Eine spezielle Vorbereitungszeit auf das Erscheinen Gottes in der Welt gibt es in Spanien und Gallien bereits im 4. Jahrhundert in Form einer dreiwöchigen Vorbereitungszeit, die klaren Buß- und Fastencharakter hatte. Das Adventsfasten war ab dem 6. Jahrhundert verbreitet.
Der Bußcharakter lag wohl daran, dass der Fokus auf die Wiederkehr Christi am Ende der Zeiten mit der Vorstellung des Jüngsten Gerichtes gelegt wurde. Nach der ersten Ankunft Gottes auf Erden an Weihnachten hoffen die Christen auf dessen zweite Wiederkehr und sollen die Adventszeit zur Vorbereitung nutzen.
In Mailand sechs Wochen Adventszeit
Im Laufe der Jahrhunderte variierte die Dauer der Adventszeit, bis heute beträgt sie in Mailand sechs Wochen. In Rom wurde wohl im 6. Jahrhundert die Dauer auf vier Wochen begrenzt. Dies setzte sich weitgehend in der gesamten katholischen Kirche erst nach Jahrhunderten endgültig mit dem Trienter Konzil im 16. Jahrhundert durch, der Bußcharakter ging nach und nach verloren.
Parallelen zur österlichen Bußzeit, der Vorbereitungszeit auf Ostern, gibt es aber bis heute.

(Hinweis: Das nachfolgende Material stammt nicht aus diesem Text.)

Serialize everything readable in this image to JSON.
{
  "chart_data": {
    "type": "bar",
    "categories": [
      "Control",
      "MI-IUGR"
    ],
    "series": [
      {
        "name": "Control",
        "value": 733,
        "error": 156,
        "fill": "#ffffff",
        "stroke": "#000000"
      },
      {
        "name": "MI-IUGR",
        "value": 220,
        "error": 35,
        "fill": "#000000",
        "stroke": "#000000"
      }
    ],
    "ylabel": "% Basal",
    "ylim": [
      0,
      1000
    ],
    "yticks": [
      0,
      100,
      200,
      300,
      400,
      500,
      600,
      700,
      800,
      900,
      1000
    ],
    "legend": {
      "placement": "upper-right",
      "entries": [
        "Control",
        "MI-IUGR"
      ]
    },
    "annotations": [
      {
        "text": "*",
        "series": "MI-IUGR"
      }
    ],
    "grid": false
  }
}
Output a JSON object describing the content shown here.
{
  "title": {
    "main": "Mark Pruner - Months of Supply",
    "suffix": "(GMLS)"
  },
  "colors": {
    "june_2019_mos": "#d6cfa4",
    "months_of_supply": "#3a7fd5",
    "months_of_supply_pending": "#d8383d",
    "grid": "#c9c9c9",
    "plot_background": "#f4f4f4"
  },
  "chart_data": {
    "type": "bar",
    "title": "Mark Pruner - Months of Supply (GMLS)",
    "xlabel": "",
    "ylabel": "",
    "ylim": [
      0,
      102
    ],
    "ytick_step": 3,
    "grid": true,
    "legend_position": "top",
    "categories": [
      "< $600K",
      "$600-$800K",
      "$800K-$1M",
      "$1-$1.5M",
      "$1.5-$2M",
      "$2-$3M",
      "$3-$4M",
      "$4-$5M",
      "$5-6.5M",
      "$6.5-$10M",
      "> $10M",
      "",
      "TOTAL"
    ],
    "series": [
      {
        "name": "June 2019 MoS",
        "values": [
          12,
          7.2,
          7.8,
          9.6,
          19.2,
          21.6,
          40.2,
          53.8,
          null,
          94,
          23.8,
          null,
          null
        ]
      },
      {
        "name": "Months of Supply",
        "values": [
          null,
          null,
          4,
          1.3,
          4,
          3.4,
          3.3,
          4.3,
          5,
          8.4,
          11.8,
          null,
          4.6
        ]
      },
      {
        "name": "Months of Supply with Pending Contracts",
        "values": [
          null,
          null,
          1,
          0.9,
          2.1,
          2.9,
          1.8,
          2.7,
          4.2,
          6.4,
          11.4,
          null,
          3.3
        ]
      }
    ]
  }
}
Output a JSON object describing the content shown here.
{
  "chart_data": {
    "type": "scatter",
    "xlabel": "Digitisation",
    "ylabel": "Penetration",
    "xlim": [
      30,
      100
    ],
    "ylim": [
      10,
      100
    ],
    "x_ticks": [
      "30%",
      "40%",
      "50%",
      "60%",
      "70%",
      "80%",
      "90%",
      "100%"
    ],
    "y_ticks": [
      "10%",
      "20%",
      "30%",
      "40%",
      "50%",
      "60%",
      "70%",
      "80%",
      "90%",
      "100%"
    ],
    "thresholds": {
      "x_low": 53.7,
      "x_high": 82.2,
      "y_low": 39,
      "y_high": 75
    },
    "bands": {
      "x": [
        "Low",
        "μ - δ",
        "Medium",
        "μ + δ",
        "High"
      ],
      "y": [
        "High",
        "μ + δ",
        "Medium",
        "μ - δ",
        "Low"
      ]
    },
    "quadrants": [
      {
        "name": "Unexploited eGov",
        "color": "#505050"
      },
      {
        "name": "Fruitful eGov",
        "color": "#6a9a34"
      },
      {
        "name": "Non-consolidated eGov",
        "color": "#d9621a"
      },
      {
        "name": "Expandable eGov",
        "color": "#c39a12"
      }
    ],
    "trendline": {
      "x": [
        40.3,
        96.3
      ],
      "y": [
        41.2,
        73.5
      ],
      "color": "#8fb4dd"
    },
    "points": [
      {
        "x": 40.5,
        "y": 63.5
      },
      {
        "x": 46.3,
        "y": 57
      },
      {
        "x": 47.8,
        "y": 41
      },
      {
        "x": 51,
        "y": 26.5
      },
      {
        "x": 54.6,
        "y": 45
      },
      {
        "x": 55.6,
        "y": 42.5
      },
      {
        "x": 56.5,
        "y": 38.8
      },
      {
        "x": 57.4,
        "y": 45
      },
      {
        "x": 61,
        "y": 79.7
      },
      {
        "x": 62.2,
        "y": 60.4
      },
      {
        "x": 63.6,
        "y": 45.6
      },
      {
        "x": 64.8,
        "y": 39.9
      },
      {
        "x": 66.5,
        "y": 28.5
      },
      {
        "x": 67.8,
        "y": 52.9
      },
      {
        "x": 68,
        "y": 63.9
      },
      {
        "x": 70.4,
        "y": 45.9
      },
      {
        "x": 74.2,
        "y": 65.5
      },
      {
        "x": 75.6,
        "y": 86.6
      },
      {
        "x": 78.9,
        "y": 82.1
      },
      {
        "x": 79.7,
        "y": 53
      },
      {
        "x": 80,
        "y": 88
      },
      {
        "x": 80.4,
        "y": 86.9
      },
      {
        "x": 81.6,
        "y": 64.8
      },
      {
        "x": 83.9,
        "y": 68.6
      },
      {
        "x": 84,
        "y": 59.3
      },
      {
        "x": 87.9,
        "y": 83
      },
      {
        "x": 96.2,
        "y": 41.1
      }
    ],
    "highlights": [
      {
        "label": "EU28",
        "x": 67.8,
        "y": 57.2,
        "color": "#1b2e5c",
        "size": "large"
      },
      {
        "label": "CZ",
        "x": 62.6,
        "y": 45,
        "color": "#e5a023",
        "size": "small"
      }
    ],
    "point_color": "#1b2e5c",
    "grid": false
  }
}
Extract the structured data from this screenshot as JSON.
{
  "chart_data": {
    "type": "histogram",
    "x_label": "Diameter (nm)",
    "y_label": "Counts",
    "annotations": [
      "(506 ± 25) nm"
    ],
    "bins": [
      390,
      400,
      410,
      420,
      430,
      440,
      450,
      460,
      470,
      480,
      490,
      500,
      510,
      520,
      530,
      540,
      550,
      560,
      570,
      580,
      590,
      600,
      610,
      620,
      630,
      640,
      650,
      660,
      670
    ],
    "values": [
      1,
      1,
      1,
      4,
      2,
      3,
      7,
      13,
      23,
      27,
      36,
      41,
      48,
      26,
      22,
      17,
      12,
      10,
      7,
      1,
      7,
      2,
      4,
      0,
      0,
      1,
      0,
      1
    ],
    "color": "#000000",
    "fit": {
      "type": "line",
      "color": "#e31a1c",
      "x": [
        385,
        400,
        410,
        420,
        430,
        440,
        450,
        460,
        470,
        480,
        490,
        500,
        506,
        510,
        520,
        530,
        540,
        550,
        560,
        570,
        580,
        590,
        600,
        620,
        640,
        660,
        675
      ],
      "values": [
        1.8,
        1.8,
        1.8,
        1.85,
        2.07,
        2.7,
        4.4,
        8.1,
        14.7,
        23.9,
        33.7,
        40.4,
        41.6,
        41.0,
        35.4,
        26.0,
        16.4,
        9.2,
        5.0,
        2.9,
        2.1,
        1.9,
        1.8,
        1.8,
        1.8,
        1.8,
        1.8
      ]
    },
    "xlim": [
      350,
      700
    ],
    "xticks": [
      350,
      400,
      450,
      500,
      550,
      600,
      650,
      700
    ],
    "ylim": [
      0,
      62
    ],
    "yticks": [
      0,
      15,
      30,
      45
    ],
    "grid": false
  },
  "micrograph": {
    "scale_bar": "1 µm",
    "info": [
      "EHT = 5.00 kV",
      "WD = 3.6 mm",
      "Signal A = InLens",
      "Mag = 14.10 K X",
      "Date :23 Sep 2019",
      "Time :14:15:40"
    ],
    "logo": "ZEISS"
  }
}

Es gibt keinen Gloria-Gesang an den Adventssonntagen wie an den Sonntagen der Fastenzeit und die liturgische Farbe ist die gleiche, nämlich violett. Und genau einmal wird die aufgehellt, am besagten "Gaudete"-Sonntag und am Sonntag "Laetare" der Fastenzeit.
"Laetare" betont die Vorfreude auf Ostern und die Vergebung Gottes in Christus, während "Gaudete" die bereits anbrechende Gegenwart Gottes in der Geburt Jesu in den Blick nimmt und zugleich auf die kommende Vollendung der Heilsgeschichte verweist.
"Laetare" ist der lateinische Beginn des Eröffnungsverses des vierten Fastensonntags, er stammt aus dem Alten Testament und dem Buch des Propheten Jesaja. "Laetare Ierusalem: et conventum facite omnes qui diligitis eam": "Freut euch mit Jerusalem! Jubelt in der Stadt, alle, die ihr sie liebt." Auch hier wieder zeigt sich die Aufforderung zur Freude.
"Auf Knopfdruck-Spaß" wie von Karnevalsskeptikern beim Karneval oder Fasnacht unterstellt, ist nicht gemeint. Aber wohl können diese Sonntage als besondere Mut- und Hoffnungszeichen verstanden werden. Das könnte doch ein Grund zur Freude sein.